Note: This is one of the oldest entries in my first-ever blog, and I’m not ashamed to say that it was a *drumrolls* Friendster blog! Out of sisterly concern for my female students at the university, I feel the need to repost this entry WITH the profound response of one of my best gurls Grich. I hope that my students learn something from here that they’ll never learn in the classroom.
Originally posted WEDNESDAY, 15th JUNE 2005, 2:51 AM
Many Filipino women are such suckers for ukay-ukay.
I used to think that ukay shopping is limited to the budget conscious, but Cosmo tells me something else. Experience tells me something else. Like love and death, ukay shopping can be another great equalizer. (Only that rich fashionistas have personal shoppers, but that’s another story.)
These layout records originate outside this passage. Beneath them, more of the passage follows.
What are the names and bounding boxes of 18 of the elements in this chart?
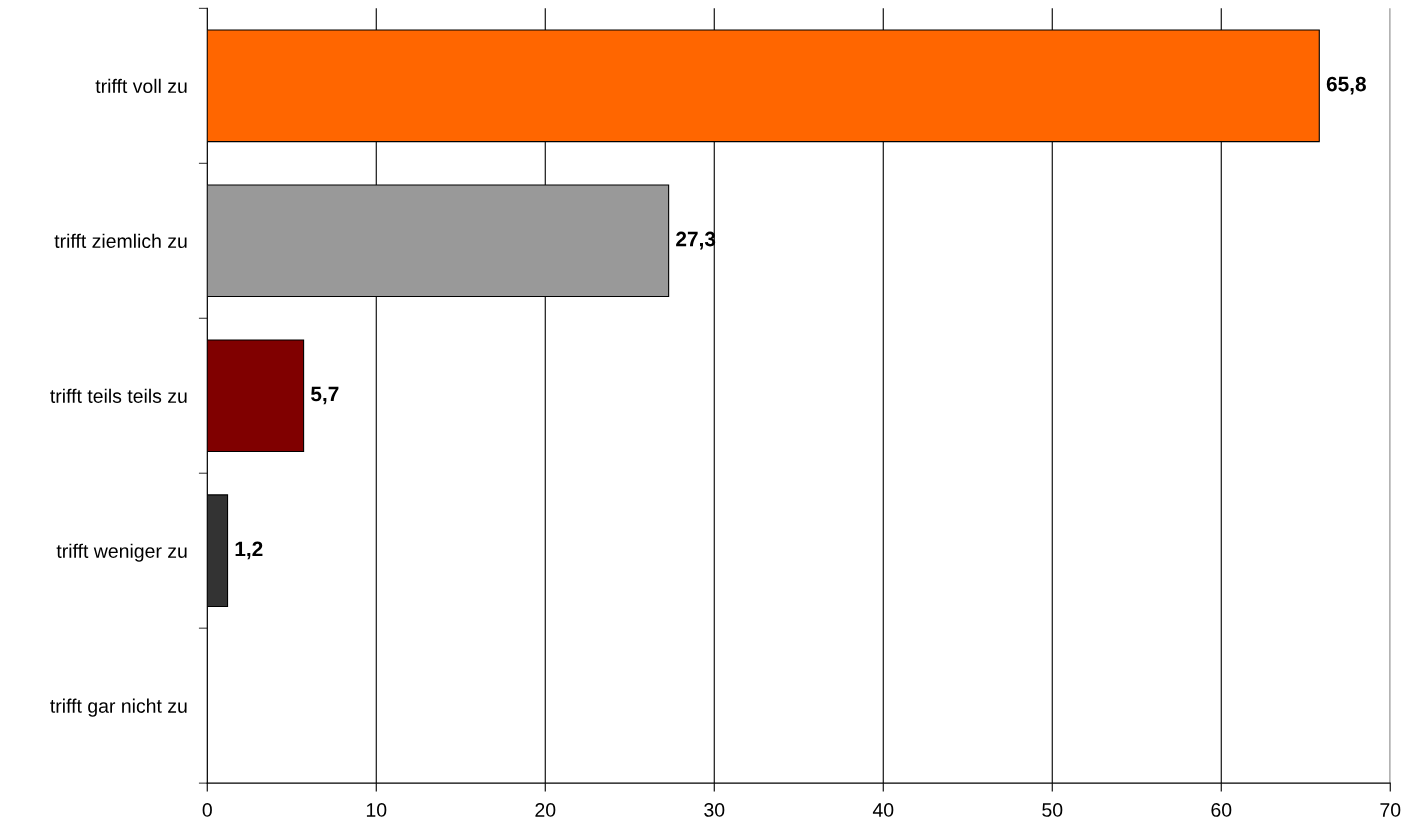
bar <box>207 494 229 608</box>
data-label: 5,7 <box>311 386 339 405</box>
x-tick-label: 50 <box>1042 803 1063 817</box>
x-tick-label: 0 <box>202 803 212 817</box>
data-label: 1,2 <box>235 541 263 560</box>
y-tick-label: trifft ziemlich zu <box>54 233 187 249</box>
x-tick-label: 60 <box>1211 803 1232 817</box>
y-tick-label: trifft gar nicht zu <box>50 698 187 717</box>
x-tick-label: 70 <box>1380 803 1401 817</box>
x-tick-label: 10 <box>366 803 387 817</box>
y-tick-label: trifft voll zu <box>95 78 187 94</box>
bar <box>207 339 305 453</box>
data-label: 65,8 <box>1326 76 1366 95</box>
x-tick-label: 40 <box>872 803 894 817</box>
y-tick-label: trifft teils teils zu <box>50 388 187 403</box>
x-tick-label: 20 <box>535 803 556 817</box>
y-tick-label: trifft weniger zu <box>56 543 187 562</box>
x-tick-label: 30 <box>704 803 725 817</box>
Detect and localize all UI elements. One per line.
Many assume that “ukay-ukay” was derived from the Filipino root word “halukay” (or to dig up the contents), usually associated with foraging for valuable discoveries– the same way ukay-ukay is linked with the sense of victory of getting to That Find. But then, in my Hiligaynon tongue (or Ilonggo, as what we commonly refer to) “ukay” means mess, disorder, disarray, even chaos.
And somehow, our love for thrift shops and vintage shopping has been assimilated into our dating culture. With the proverbial rose-tinted glasses (barf-inducing and much abused cliché, sorry), we keep hoping that we can change some men from “being human” into “human beings.” A few stitches here, a new button there. Bleach away stubborn stains from the whites; sew in cool patches over those on the colored ones. Then off you go sporting your ukay finds, feeling and looking über-cool. But men, like women, are much more complicated than that.
Some of them are beyond repair. Don’t get me wrong. Before you have me boxed and labeled MAN-HATER; FRAGILE; THIS SIDE UP, read the next line:
Some men are irreparable because they’re not meant to be recycled. (Love ‘em or leave ‘em; another barf-inducing cliché) Nor are they supposed to be altered. Makeovers for them are virtually impossible. There is just no changing them. You can’t change them. I can’t change them. Get real! People don’t change for other people. The poor guys can barely change for themselves! They will reform themselves, only when they’re ready to.
So, now is the time to dust off your bruised Superwoman ego, and face the reality that ukay-ukay finds are best confined to hangers and closets. That “second-hands” are still hand-me-downs with a price tag. That sometimes, there’s a good and very valid reason why somebody else had to dispose of them.
And that, kissing frogs can just be kissing frogs, warts and all. Without hoping, without waiting, for them to turn into a prince.
Grich’s reply, posted 15th JUNE 2005, 9:37 PM:
I wonder why I am not fond of ukay shopping as much as other women. Not because I am a snotty, “designer only” biatch, but really because I hate joining the throng of people digging into what seem to be a senseless heap of clothes. I hate the fact that a girl can just snatch away a good old Versace find right under my nose even when its already in my hands! How barbaric, huh? Hehehe.
So maybe, this tells me one thing: That I don’t want to find my man in that senseless heap. I want him to be too special to even end up in that heap. I mean, I want him to be the old blue shirt his owner doesn’t want to give away just because it’s very comfortable.